Nitrogen-containing bisphosphonates indirectly activate Vγ9Vδ2 T cells through inhibition of farnesyl pyrophosphate synthase and intracellular accumulation of isopentenyl diphosphate (IPP) and dimethylallyl diphosphate (DMAPP), but the cells responsible for Vγ9Vδ2 T cell activation through IPP/DMAPP accumulation are unknown.

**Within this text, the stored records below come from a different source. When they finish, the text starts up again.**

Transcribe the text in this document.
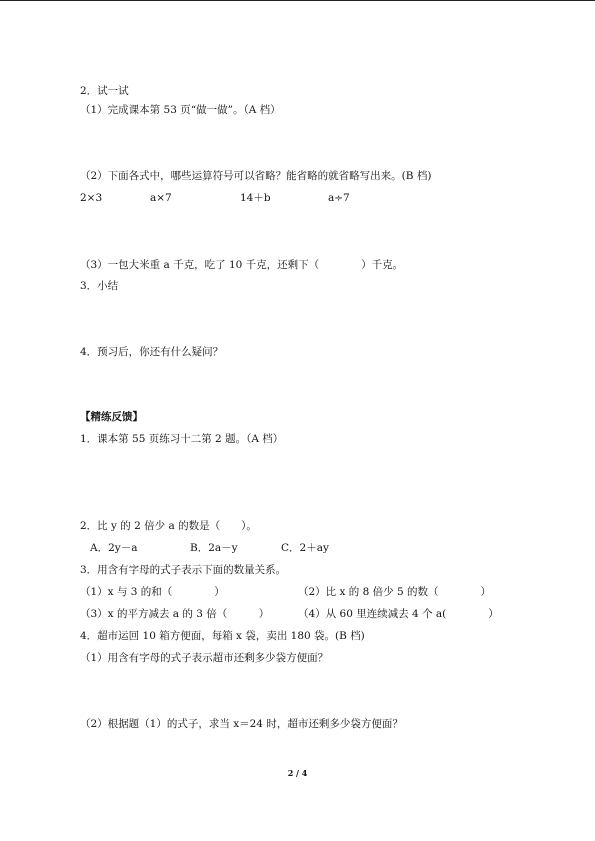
2．试一试
（1）完成课本第 53 页“做一做”。（A 档）
（2）下面各式中，哪些运算符号可以省略？能省略的就省略写出来。(B 档)
2×3	a×7	14＋b	a÷7
（3）一包大米重 a 千克，吃了 10 千克，还剩下（　　　　）千克。
3．小结
4．预习后，你还有什么疑问？
【精练反馈】
1．课本第 55 页练习十二第 2 题。（A 档）
2．比 y 的 2 倍少 a 的数是（　　）。
A．2y－a	B．2a－y	C．2＋ay
3．用含有字母的式子表示下面的数量关系。
（1）x 与 3 的和（　　　　）	（2）比 x 的 8 倍少 5 的数（　　　　）
（3）x 的平方减去 a 的 3 倍（　　　）	（4）从 60 里连续减去 4 个 a(　　　　）
4．超市运回 10 箱方便面，每箱 x 袋，卖出 180 袋。(B 档)
（1）用含有字母的式子表示超市还剩多少袋方便面？
（2）根据题（1）的式子，求当 x＝24 时，超市还剩多少袋方便面？
2 / 4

Treatment of human peripheral blood mononuclear cells (PBMCs) with a pharmacologically relevant concentration of zoledronic acid induced accumulation of IPP/DMAPP selectively in monocytes, which correlated with efficient drug uptake by these cells. Furthermore, zoledronic acid-pulsed monocytes triggered activation of γδ T cells in a cell contact-dependent manner. These observations identify monocytes as the cell type directly affected by bisphosphonates responsible for Vγ9Vδ2 T cell activation.
Materials and methods
Zoledronic acid (ZOL) and CGP-58318 (an analogue of ZOL; Legay et al, 2002) were provided by Novartis Pharma AG (Basel, Switzerland). All other reagents were from Sigma Chemical Company (Poole, Dorset, UK), unless otherwise stated. Mevastatin (MEV) was converted from the lactone form by dissolving 5 mg in 100 μl of ethanol and 100 μl 1 N NaOH, adding 1 ml phosphate buffered saline (PBS), and adjusting the pH to 8 using 1 N HCl. CGP-58318 was conjugated through the primary amine group to Alexa Fluor 488 (AF488-BP) or Alexa Fluor 680 (AF680-BP) as previously described for alendronate (Thompson et al, 2006b).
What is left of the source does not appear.